I loved knowing who Fernando Sol was when I came across that line.  Not that I think a Jeopardy answer will ever be "Who was Fernando Sol?"  And, nor, do I ever think I'll be a contestant on Jeopardy.

I tried once.  It was the late eighties.  A call went out in Vermont: Come to such and such ballroom in Burlington to try out for Jeopardy.  About three hundred of us showed up.  At the time there was a large monitor on which Alex Trebek asked questions and we had some amount of time to write the answer on the paper with lines numbered one through fifty provided to us.  As it turned out, I knew the answers to 48 of the 50 questions but on question #12 (the answer to which was, if I remember, the name of one of the famous National Parks out west). I couldn't think of the right answer, but thought it would come to me later, but instead of leaving line #12 blank, I wrote the answer to #13 on line #12, and so on, right on through to #27, the answer to which was "who were Hugh Cronyn and Jessica Tandy" but which I also couldn't think of at the time, though I knew it.  I did remember to leave that line blank, and then realized my earlier error, but there wasn't enough time to go back and erase and re-write all the correct answers I'd written on incorrect lines.  And, anyhow, as I progressed through the test I wasn't positive that it was at line 12 I'd need to start correcting ... was it maybe 13?
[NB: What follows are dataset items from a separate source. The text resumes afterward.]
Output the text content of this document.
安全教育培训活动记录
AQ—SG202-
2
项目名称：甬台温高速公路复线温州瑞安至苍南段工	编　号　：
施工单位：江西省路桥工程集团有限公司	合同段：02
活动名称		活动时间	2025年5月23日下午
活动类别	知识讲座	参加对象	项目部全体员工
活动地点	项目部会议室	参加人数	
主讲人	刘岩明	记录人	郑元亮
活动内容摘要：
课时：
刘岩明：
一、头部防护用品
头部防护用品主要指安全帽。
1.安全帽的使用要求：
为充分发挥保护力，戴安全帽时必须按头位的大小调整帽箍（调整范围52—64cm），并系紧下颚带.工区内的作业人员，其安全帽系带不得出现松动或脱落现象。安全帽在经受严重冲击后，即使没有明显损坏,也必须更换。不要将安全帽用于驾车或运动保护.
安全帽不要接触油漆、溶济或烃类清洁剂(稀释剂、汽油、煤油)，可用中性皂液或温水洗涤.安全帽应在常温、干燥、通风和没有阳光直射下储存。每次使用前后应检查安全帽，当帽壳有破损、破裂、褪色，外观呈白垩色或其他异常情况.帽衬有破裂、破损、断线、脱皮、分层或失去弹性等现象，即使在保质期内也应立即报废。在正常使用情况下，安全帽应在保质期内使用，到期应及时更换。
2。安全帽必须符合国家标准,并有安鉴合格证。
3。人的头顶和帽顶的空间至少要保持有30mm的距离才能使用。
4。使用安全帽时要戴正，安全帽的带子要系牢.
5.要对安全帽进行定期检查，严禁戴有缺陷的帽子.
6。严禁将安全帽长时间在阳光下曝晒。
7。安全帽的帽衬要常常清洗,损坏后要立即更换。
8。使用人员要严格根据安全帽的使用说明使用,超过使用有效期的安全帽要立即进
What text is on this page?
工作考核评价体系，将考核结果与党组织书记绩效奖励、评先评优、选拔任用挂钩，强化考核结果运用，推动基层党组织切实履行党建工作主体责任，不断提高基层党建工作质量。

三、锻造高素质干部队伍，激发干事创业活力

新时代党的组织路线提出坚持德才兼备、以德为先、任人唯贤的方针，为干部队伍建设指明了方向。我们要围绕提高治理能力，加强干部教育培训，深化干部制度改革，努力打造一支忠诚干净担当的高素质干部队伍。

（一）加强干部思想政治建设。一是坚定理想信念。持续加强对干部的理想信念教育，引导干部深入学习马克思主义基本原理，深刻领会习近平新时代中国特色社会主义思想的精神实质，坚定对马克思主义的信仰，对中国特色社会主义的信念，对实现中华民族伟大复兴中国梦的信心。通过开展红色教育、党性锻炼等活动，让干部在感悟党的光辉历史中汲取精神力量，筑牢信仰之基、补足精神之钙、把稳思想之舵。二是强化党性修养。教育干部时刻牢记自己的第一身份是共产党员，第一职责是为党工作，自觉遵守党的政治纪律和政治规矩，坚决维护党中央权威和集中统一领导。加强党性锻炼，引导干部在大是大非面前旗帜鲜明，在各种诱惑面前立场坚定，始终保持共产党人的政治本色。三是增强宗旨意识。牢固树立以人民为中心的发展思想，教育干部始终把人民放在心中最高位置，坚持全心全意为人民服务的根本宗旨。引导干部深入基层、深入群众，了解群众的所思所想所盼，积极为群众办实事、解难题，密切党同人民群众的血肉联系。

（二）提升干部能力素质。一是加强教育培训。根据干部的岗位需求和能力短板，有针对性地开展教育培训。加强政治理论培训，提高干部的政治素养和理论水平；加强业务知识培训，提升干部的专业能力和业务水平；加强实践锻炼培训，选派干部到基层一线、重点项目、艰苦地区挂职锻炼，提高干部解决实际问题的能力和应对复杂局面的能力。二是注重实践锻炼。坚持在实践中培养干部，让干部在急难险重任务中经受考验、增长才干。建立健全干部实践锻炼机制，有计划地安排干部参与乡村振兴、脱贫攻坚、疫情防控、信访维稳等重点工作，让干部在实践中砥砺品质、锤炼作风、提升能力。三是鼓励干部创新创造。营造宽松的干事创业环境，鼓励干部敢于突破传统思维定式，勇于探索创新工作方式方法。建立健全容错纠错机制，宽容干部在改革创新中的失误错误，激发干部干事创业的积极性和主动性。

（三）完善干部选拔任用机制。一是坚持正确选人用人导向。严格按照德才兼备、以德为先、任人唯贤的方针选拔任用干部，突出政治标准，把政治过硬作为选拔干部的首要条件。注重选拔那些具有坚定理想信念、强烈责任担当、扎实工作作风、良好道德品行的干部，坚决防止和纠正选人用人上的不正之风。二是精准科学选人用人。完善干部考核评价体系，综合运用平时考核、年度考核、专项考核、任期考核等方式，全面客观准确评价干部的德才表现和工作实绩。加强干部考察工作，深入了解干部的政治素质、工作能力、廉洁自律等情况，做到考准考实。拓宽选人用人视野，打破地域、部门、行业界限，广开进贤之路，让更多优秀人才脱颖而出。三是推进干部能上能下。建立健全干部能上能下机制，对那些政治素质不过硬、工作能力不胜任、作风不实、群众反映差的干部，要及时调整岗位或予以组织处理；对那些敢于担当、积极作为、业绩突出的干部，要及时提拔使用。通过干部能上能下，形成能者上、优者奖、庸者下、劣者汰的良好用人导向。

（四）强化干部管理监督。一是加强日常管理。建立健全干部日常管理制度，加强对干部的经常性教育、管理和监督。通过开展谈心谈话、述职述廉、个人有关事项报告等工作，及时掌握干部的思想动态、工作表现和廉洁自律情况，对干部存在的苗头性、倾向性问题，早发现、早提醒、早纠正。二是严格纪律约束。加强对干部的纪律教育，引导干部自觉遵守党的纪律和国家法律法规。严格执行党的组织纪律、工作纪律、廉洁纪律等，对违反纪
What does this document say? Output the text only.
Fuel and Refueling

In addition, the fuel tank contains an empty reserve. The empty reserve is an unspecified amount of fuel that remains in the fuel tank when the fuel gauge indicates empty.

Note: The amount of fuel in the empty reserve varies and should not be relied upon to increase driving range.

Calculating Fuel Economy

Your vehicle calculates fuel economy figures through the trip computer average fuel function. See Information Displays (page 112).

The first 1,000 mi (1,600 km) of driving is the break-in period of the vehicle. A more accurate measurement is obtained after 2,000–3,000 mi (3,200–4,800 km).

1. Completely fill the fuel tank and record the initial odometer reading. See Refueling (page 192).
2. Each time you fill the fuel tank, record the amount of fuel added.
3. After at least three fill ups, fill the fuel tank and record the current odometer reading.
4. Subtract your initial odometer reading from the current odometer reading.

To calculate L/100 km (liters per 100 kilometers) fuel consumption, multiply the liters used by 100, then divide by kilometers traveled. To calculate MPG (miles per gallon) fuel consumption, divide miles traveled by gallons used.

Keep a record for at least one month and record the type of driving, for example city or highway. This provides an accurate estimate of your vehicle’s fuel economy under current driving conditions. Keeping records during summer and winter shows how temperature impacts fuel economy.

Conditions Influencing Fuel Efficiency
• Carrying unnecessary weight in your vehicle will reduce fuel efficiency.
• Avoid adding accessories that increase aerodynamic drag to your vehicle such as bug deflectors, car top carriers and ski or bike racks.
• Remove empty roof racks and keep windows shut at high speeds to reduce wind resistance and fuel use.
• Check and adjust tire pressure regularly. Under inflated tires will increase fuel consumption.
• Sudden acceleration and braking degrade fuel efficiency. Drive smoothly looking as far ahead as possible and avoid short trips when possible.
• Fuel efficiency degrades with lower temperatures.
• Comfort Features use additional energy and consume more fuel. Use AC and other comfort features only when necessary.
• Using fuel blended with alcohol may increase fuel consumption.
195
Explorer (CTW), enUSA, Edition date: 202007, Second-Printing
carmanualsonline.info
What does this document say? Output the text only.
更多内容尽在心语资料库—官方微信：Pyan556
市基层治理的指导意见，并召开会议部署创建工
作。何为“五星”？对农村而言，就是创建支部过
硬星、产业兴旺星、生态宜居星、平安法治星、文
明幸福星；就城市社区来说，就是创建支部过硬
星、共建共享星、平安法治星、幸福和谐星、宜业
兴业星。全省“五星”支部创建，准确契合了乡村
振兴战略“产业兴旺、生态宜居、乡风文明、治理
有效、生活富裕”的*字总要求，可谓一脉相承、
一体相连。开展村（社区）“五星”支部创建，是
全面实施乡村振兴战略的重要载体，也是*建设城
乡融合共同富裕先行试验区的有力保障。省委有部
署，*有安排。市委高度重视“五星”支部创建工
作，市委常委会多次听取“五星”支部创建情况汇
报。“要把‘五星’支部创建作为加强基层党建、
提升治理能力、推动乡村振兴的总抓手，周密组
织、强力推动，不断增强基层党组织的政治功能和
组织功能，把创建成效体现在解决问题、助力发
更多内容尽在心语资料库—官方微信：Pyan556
I'm not sure that 48 correct answers out of 50 would have gotten me into the next round anyhow.  At the end, after our entries were checked, five people were called to another room for a second round of testing.  Out of some 300 people, if I could get 48 out of 50, I supposed that 5 out of 300 could get 50 out of 50.

Oh, well.  Maybe in the far distant future we'll get to live our lives over again, but with improvements.  And maybe there will be a TV show called Jeopardy and I'll get on it and win and win and win and then I'll be in the Tournament of Champions and for Final Jeopardy they'll ask us to name an 18-19th century guitarist who was called by a critic "le Beethoven de la guitare".
 
"Who was Fernando Sol?" I'll answer, and Alex will ask me what I'm going to do with all my money.
 
Or maybe in that other life I'll be a quick-as-a-flash and flashy point guard on Florida Gulf Coast University's basketball team and I'll be feeling like a million bucks on a day like today ... a member of the first 15th seeded team to get to the Sweet Sixteen!